You can use models hosted by OpenAI, Hugging Face, Cohere, Azure OpenAI, SageMaker, or Amazon Bedrock in your query pipelines. For a full list, see Using Hosted Models and External Services.
A hosted model is especially useful for large language models requiring substantial infrastructure.

To use a hosted model, you first connect to the model provider using your credentials. The encrypted credentials are securely stored in the database. When you make a query, deepset Cloud sends an HTTP request to the model provider, including your credentials in the request header. If the authorization is successful, the model generates the response and sends it back to deepset Cloud.
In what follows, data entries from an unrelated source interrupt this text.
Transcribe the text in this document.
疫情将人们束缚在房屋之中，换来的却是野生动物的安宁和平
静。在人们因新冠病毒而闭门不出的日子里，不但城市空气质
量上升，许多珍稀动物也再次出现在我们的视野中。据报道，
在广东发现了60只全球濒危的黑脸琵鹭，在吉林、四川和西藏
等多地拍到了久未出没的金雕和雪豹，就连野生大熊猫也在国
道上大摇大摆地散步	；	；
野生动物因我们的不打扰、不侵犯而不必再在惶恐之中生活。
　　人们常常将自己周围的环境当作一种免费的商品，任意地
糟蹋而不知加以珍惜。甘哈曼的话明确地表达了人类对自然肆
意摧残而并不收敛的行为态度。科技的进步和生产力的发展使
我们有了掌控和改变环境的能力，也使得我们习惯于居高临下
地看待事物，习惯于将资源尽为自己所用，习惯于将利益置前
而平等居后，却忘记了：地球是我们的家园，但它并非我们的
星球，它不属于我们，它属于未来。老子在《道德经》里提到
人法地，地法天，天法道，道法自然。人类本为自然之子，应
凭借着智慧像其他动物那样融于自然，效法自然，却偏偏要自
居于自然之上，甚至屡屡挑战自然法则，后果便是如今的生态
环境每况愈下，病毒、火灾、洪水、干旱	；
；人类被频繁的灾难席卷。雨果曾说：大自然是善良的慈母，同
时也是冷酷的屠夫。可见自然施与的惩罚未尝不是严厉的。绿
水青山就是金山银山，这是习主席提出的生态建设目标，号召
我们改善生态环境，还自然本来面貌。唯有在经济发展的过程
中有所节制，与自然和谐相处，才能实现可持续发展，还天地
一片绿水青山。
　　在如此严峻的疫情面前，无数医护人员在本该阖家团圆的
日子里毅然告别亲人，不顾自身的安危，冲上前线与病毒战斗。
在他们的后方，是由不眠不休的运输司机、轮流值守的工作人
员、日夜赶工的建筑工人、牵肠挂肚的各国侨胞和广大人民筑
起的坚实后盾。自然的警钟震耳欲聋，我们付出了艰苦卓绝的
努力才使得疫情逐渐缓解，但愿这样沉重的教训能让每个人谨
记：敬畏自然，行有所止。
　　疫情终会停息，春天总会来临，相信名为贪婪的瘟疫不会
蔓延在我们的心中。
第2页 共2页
A diagram illustrating the process flow of a search query using deepset Cloud. A query starts from the left, symbolized by a question mark, and enters a component labeled 'deepset Cloud.' It then passes through a 'Query pipeline' where it interacts with the 'DeepsetCloudDocumentStore' and 'OpenSearch' services, depicted with their logos. The process flow shows an HTTP request moving to a 'Model provider,' symbolized by a desktop computer icon, and then an HTTP response (answer) returning back through the pipeline. The result is shown being validated with a green check mark before being presented as 'Search results' to a user icon on the right. The bottom part of the diagram indicates a feedback loop where information is secured in a 'Database,' represented by a padlocked data icon. The overall mood of the diagram is informative and structured, using a blue and grey color scheme to convey a sense of technology and data processing.

Using hosted models at query time

When using a hosted model, remember that your pipeline's stability depends on the model provider. If you disconnect deepset Cloud from a model provider, all pipelines using models hosted by this provider stop working.